The women — Theresa Washington, Andi Burke and Becca — had arranged to stay at Ariel Murphy’s house. Her father was a long-haul trucker who wouldn’t be back home for a week. Linc had told Crock when they’d had a beer together his first day in town that Rita Murphy, Ariel’s mother, was as excited as all the rest of them. Truth was, she probably ached to spend time with people who understood what’d happened last fall that had turned her eight-year-old daughter into a monster and shoved Rita so far down into a whisky bottle it’d taken six weeks in rehab to get her back on the wagon.

The others wouldn’t start arriving until late tomorrow afternoon.

Crock closed his eyes and conjured up his fantasy, which technically wasn’t a fantasy because all the elements of it were reality. He really was eligible for early retirement. He really did have sufficient resources at his disposal to pull it off. And the one-eyed man named Ike who owned the run-down bait and tackle shop at the top of the hill really would sell the place for a song and let you sing it yourself. Crock’d agreed to watch the store while Ike was out of town today and it didn’t take as much imagination as you might think to consider the place his own.

He could almost see the new sign hanging over the door: Crock of Shad — shad being a bait fish nobody in Central Kentucky had ever heard of but he liked the alliteration and the play on words. He’d run the business just like Ike did — rural Kentucky style. When he wasn’t there, when he went fishing as he had done today, he’d leave the front door of the bait shop open and a cigar box on the counter with twenty bucks in ones and a handful of coins in it. And a note pad beside the box instructing patrons to “Pay for what you got and make change or leave an IOU.”

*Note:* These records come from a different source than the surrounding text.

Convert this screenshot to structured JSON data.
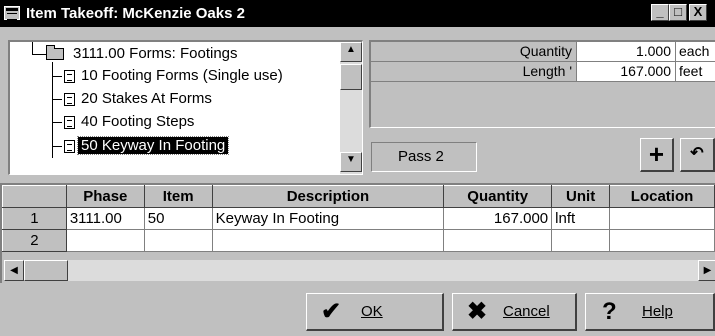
{
  "window": {
    "title": "Item Takeoff: McKenzie Oaks 2",
    "min_glyph": "_",
    "max_glyph": "□",
    "close_glyph": "X"
  },
  "tree": {
    "items": [
      {
        "label": "3111.00  Forms: Footings",
        "type": "folder"
      },
      {
        "label": "10  Footing Forms (Single use)",
        "type": "doc"
      },
      {
        "label": "20  Stakes At Forms",
        "type": "doc"
      },
      {
        "label": "40  Footing Steps",
        "type": "doc"
      },
      {
        "label": "50  Keyway In Footing",
        "type": "doc",
        "selected": true
      }
    ]
  },
  "fields": [
    {
      "label": "Quantity",
      "value": "1.000",
      "unit": "each"
    },
    {
      "label": "Length '",
      "value": "167.000",
      "unit": "feet"
    }
  ],
  "pass_label": "Pass 2",
  "grid": {
    "columns": [
      "Phase",
      "Item",
      "Description",
      "Quantity",
      "Unit",
      "Location"
    ],
    "rows": [
      {
        "num": "1",
        "phase": "3111.00",
        "item": "50",
        "description": "Keyway In Footing",
        "quantity": "167.000",
        "unit": "lnft",
        "location": ""
      },
      {
        "num": "2",
        "phase": "",
        "item": "",
        "description": "",
        "quantity": "",
        "unit": "",
        "location": ""
      }
    ]
  },
  "buttons": {
    "ok": "OK",
    "cancel": "Cancel",
    "help": "Help"
  }
}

It was possible for Crock to hear the ring of the bell on the front door of the shop from right here by the river. He shouldn’t have been able to hear it, of course. The oak tree on the bank of the Three Forks River was at least seventy-five yards from the shop and it was a small bell. Nobody could hear a bell ring at that distance — except Crock. And he wouldn’t have been able to hear it without the assistance of Sonny and Cher. That’s what he’d named the hearing aids that translated the garbled noise produced by his strange hearing loss into recognizable sounds and the staccato, missing-key-sounds of speech into words.

And protected him from speech he couldn’t stand to hear.

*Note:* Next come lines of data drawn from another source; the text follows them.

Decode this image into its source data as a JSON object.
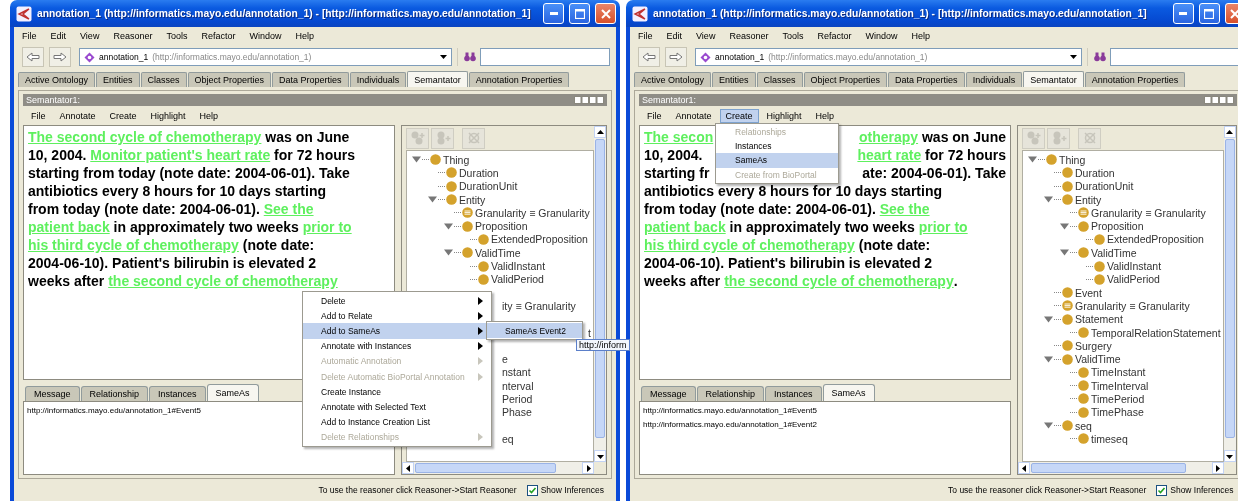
{
  "windows": [
    {
      "title": "annotation_1 (http://informatics.mayo.edu/annotation_1) - [http://informatics.mayo.edu/annotation_1]",
      "menu": [
        "File",
        "Edit",
        "View",
        "Reasoner",
        "Tools",
        "Refactor",
        "Window",
        "Help"
      ],
      "ontology": {
        "name": "annotation_1",
        "iri": "(http://informatics.mayo.edu/annotation_1)"
      },
      "tabs": [
        {
          "label": "Active Ontology",
          "selected": false
        },
        {
          "label": "Entities",
          "selected": false
        },
        {
          "label": "Classes",
          "selected": false
        },
        {
          "label": "Object Properties",
          "selected": false
        },
        {
          "label": "Data Properties",
          "selected": false
        },
        {
          "label": "Individuals",
          "selected": false
        },
        {
          "label": "Semantator",
          "selected": true
        },
        {
          "label": "Annotation Properties",
          "selected": false
        }
      ],
      "view": {
        "title": "Semantator1:",
        "menu": [
          {
            "label": "File",
            "selected": false
          },
          {
            "label": "Annotate",
            "selected": false
          },
          {
            "label": "Create",
            "selected": false
          },
          {
            "label": "Highlight",
            "selected": false
          },
          {
            "label": "Help",
            "selected": false
          }
        ],
        "lines": [
          {
            "kind": "full",
            "segments": [
              {
                "text": "The second cycle of chemotherapy",
                "link": true
              },
              {
                "text": " was on June",
                "link": false
              }
            ]
          },
          {
            "kind": "full",
            "segments": [
              {
                "text": "10, 2004. ",
                "link": false
              },
              {
                "text": "Monitor patient's heart rate",
                "link": true
              },
              {
                "text": " for 72 hours",
                "link": false
              }
            ]
          },
          {
            "kind": "full",
            "segments": [
              {
                "text": "starting from today (note date: 2004-06-01). Take",
                "link": false
              }
            ]
          },
          {
            "kind": "full",
            "segments": [
              {
                "text": "antibiotics every 8 hours for 10 days starting",
                "link": false
              }
            ]
          },
          {
            "kind": "full",
            "segments": [
              {
                "text": "from today (note date: 2004-06-01). ",
                "link": false
              },
              {
                "text": "See the",
                "link": true
              }
            ]
          },
          {
            "kind": "full",
            "segments": [
              {
                "text": "patient back",
                "link": true
              },
              {
                "text": " in approximately two weeks ",
                "link": false
              },
              {
                "text": "prior to",
                "link": true
              }
            ]
          },
          {
            "kind": "full",
            "segments": [
              {
                "text": "his third cycle of chemotherapy",
                "link": true
              },
              {
                "text": " (note date:",
                "link": false
              }
            ]
          },
          {
            "kind": "full",
            "segments": [
              {
                "text": "2004-06-10). Patient's bilirubin is elevated 2",
                "link": false
              }
            ]
          },
          {
            "kind": "full",
            "segments": [
              {
                "text": "weeks after ",
                "link": false
              },
              {
                "text": "the second cycle of chemotherapy",
                "link": true
              }
            ]
          }
        ],
        "tree": [
          {
            "label": "Thing",
            "kind": "class",
            "expanded": true,
            "children": [
              {
                "label": "Duration",
                "kind": "class"
              },
              {
                "label": "DurationUnit",
                "kind": "class"
              },
              {
                "label": "Entity",
                "kind": "class",
                "expanded": true,
                "children": [
                  {
                    "label": "Granularity ≡ Granularity",
                    "kind": "equivalent"
                  },
                  {
                    "label": "Proposition",
                    "kind": "class",
                    "expanded": true,
                    "children": [
                      {
                        "label": "ExtendedProposition",
                        "kind": "class"
                      }
                    ]
                  },
                  {
                    "label": "ValidTime",
                    "kind": "class",
                    "expanded": true,
                    "children": [
                      {
                        "label": "ValidInstant",
                        "kind": "class"
                      },
                      {
                        "label": "ValidPeriod",
                        "kind": "class"
                      }
                    ]
                  }
                ]
              },
              {
                "kind": "hidden"
              },
              {
                "label": "ity ≡ Granularity",
                "kind": "partial"
              },
              {
                "kind": "hidden",
                "children": [
                  {
                    "label": "t",
                    "kind": "tail"
                  }
                ]
              },
              {
                "kind": "hidden"
              },
              {
                "label": "e",
                "kind": "partial",
                "children": [
                  {
                    "label": "nstant",
                    "kind": "partial"
                  },
                  {
                    "label": "nterval",
                    "kind": "partial"
                  },
                  {
                    "label": "Period",
                    "kind": "partial"
                  },
                  {
                    "label": "Phase",
                    "kind": "partial"
                  }
                ]
              },
              {
                "kind": "hidden",
                "children": [
                  {
                    "label": "eq",
                    "kind": "partial"
                  }
                ]
              }
            ]
          }
        ],
        "bottom_tabs": [
          {
            "label": "Message",
            "selected": false
          },
          {
            "label": "Relationship",
            "selected": false
          },
          {
            "label": "Instances",
            "selected": false
          },
          {
            "label": "SameAs",
            "selected": true
          }
        ],
        "sameas": [
          "http://informatics.mayo.edu/annotation_1#Event5"
        ]
      },
      "overlay": {
        "kind": "context_menu",
        "items": [
          {
            "label": "Delete",
            "submenu": true,
            "disabled": false,
            "selected": false
          },
          {
            "label": "Add to Relate",
            "submenu": true,
            "disabled": false,
            "selected": false
          },
          {
            "label": "Add to SameAs",
            "submenu": true,
            "disabled": false,
            "selected": true
          },
          {
            "label": "Annotate with Instances",
            "submenu": true,
            "disabled": false,
            "selected": false
          },
          {
            "label": "Automatic Annotation",
            "submenu": true,
            "disabled": true,
            "selected": false
          },
          {
            "label": "Delete Automatic BioPortal Annotation",
            "submenu": true,
            "disabled": true,
            "selected": false
          },
          {
            "label": "Create Instance",
            "submenu": false,
            "disabled": false,
            "selected": false
          },
          {
            "label": "Annotate with Selected Text",
            "submenu": false,
            "disabled": false,
            "selected": false
          },
          {
            "label": "Add to Instance Creation List",
            "submenu": false,
            "disabled": false,
            "selected": false
          },
          {
            "label": "Delete Relationships",
            "submenu": true,
            "disabled": true,
            "selected": false
          }
        ],
        "submenu": [
          {
            "label": "SameAs Event2",
            "selected": true
          }
        ],
        "tooltip": "http://inform"
      },
      "status": {
        "text": "To use the reasoner click Reasoner->Start Reasoner",
        "checkbox": {
          "label": "Show Inferences",
          "checked": true
        }
      }
    },
    {
      "title": "annotation_1 (http://informatics.mayo.edu/annotation_1) - [http://informatics.mayo.edu/annotation_1]",
      "menu": [
        "File",
        "Edit",
        "View",
        "Reasoner",
        "Tools",
        "Refactor",
        "Window",
        "Help"
      ],
      "ontology": {
        "name": "annotation_1",
        "iri": "(http://informatics.mayo.edu/annotation_1)"
      },
      "tabs": [
        {
          "label": "Active Ontology",
          "selected": false
        },
        {
          "label": "Entities",
          "selected": false
        },
        {
          "label": "Classes",
          "selected": false
        },
        {
          "label": "Object Properties",
          "selected": false
        },
        {
          "label": "Data Properties",
          "selected": false
        },
        {
          "label": "Individuals",
          "selected": false
        },
        {
          "label": "Semantator",
          "selected": true
        },
        {
          "label": "Annotation Properties",
          "selected": false
        }
      ],
      "view": {
        "title": "Semantator1:",
        "menu": [
          {
            "label": "File",
            "selected": false
          },
          {
            "label": "Annotate",
            "selected": false
          },
          {
            "label": "Create",
            "selected": true
          },
          {
            "label": "Highlight",
            "selected": false
          },
          {
            "label": "Help",
            "selected": false
          }
        ],
        "lines": [
          {
            "kind": "split",
            "left": [
              {
                "text": "The secon",
                "link": true
              }
            ],
            "right": [
              {
                "text": "otherapy",
                "link": true
              },
              {
                "text": " was on June",
                "link": false
              }
            ]
          },
          {
            "kind": "split",
            "left": [
              {
                "text": "10, 2004.",
                "link": false
              }
            ],
            "right": [
              {
                "text": "heart rate",
                "link": true
              },
              {
                "text": " for 72 hours",
                "link": false
              }
            ]
          },
          {
            "kind": "split",
            "left": [
              {
                "text": "starting fr",
                "link": false
              }
            ],
            "right": [
              {
                "text": "ate: 2004-06-01). Take",
                "link": false
              }
            ]
          },
          {
            "kind": "full",
            "segments": [
              {
                "text": "antibiotics every 8 hours for 10 days starting",
                "link": false
              }
            ]
          },
          {
            "kind": "full",
            "segments": [
              {
                "text": "from today (note date: 2004-06-01). ",
                "link": false
              },
              {
                "text": "See the",
                "link": true
              }
            ]
          },
          {
            "kind": "full",
            "segments": [
              {
                "text": "patient back",
                "link": true
              },
              {
                "text": " in approximately two weeks ",
                "link": false
              },
              {
                "text": "prior to",
                "link": true
              }
            ]
          },
          {
            "kind": "full",
            "segments": [
              {
                "text": "his third cycle of chemotherapy",
                "link": true
              },
              {
                "text": " (note date:",
                "link": false
              }
            ]
          },
          {
            "kind": "full",
            "segments": [
              {
                "text": "2004-06-10). Patient's bilirubin is elevated 2",
                "link": false
              }
            ]
          },
          {
            "kind": "full",
            "segments": [
              {
                "text": "weeks after ",
                "link": false
              },
              {
                "text": "the second cycle of chemotherapy",
                "link": true
              },
              {
                "text": ".",
                "link": false
              }
            ]
          }
        ],
        "tree": [
          {
            "label": "Thing",
            "kind": "class",
            "expanded": true,
            "children": [
              {
                "label": "Duration",
                "kind": "class"
              },
              {
                "label": "DurationUnit",
                "kind": "class"
              },
              {
                "label": "Entity",
                "kind": "class",
                "expanded": true,
                "children": [
                  {
                    "label": "Granularity ≡ Granularity",
                    "kind": "equivalent"
                  },
                  {
                    "label": "Proposition",
                    "kind": "class",
                    "expanded": true,
                    "children": [
                      {
                        "label": "ExtendedProposition",
                        "kind": "class"
                      }
                    ]
                  },
                  {
                    "label": "ValidTime",
                    "kind": "class",
                    "expanded": true,
                    "children": [
                      {
                        "label": "ValidInstant",
                        "kind": "class"
                      },
                      {
                        "label": "ValidPeriod",
                        "kind": "class"
                      }
                    ]
                  }
                ]
              },
              {
                "label": "Event",
                "kind": "class"
              },
              {
                "label": "Granularity ≡ Granularity",
                "kind": "equivalent"
              },
              {
                "label": "Statement",
                "kind": "class",
                "expanded": true,
                "children": [
                  {
                    "label": "TemporalRelationStatement",
                    "kind": "class"
                  }
                ]
              },
              {
                "label": "Surgery",
                "kind": "class"
              },
              {
                "label": "ValidTime",
                "kind": "class",
                "expanded": true,
                "children": [
                  {
                    "label": "TimeInstant",
                    "kind": "class"
                  },
                  {
                    "label": "TimeInterval",
                    "kind": "class"
                  },
                  {
                    "label": "TimePeriod",
                    "kind": "class"
                  },
                  {
                    "label": "TimePhase",
                    "kind": "class"
                  }
                ]
              },
              {
                "label": "seq",
                "kind": "class",
                "expanded": true,
                "children": [
                  {
                    "label": "timeseq",
                    "kind": "class"
                  }
                ]
              }
            ]
          }
        ],
        "bottom_tabs": [
          {
            "label": "Message",
            "selected": false
          },
          {
            "label": "Relationship",
            "selected": false
          },
          {
            "label": "Instances",
            "selected": false
          },
          {
            "label": "SameAs",
            "selected": true
          }
        ],
        "sameas": [
          "http://informatics.mayo.edu/annotation_1#Event5",
          "http://informatics.mayo.edu/annotation_1#Event2"
        ]
      },
      "overlay": {
        "kind": "dropdown",
        "items": [
          {
            "label": "Relationships",
            "disabled": true,
            "selected": false
          },
          {
            "label": "Instances",
            "disabled": false,
            "selected": false
          },
          {
            "label": "SameAs",
            "disabled": false,
            "selected": true
          },
          {
            "label": "Create from BioPortal",
            "disabled": true,
            "selected": false
          }
        ]
      },
      "status": {
        "text": "To use the reasoner click Reasoner->Start Reasoner",
        "checkbox": {
          "label": "Show Inferences",
          "checked": true
        }
      }
    }
  ]
}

He shook his head. No. Wouldn’t go there. Absolutely would not go there.

A dead fish floating down stream bumped into the cork that hadn’t bobbed once since Crock sat down. Looked like somebody’s started cleaning it — a smallmouth bass, probably— and then threw it back in. Croc jiggled his line up and down.

“Here, fishy, fishy, fishy. Come to papa. I already invited Linc and Jenny over for supper and you wouldn’t want me to serve them Charlie the Tuna, now would you?”

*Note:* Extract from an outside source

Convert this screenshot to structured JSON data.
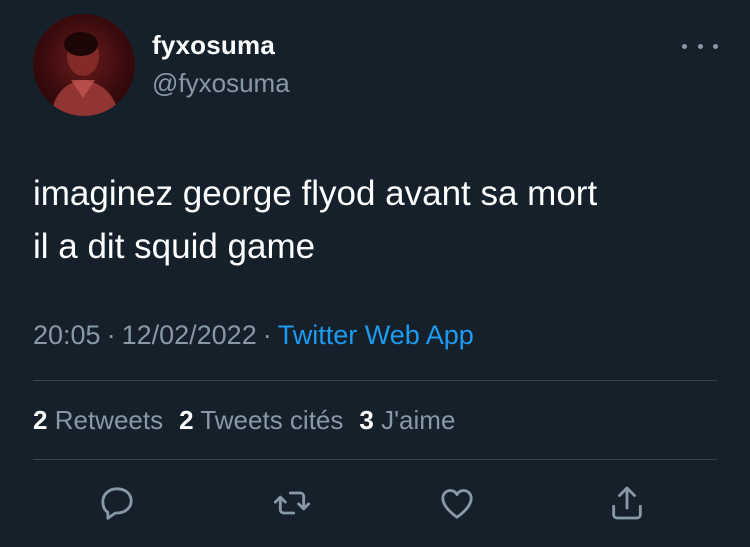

Crock fancied himself something of a chef, if he did say so himself, and he’d bought two bags full of groceries when he was in Bradford’s Ridge on Monday so he could make his special Cajun rice dish along with a couple of other mouth-watering original concoctions. He wished Jack could have taken off early. Then Crock and Linc could have given him a real sendoff. Not that Daniel Burke — Reverend Daniel Burke — was a wet blanket or anything like that. Still, three off-duty law enforcement officers would bring their own special spin to the celebration. But Jack wouldn’t have had his head in the game if he had come down early. Who could blame him? He was about to make his own fantasy come true.

Crock smiled at the thought. Jack Carpenter was about to make Becca Hawkins his bride. About dad-gum time!

The cork lay still in the slow-moving current as another half-cleaned fish, a yellow sunfish, floated by.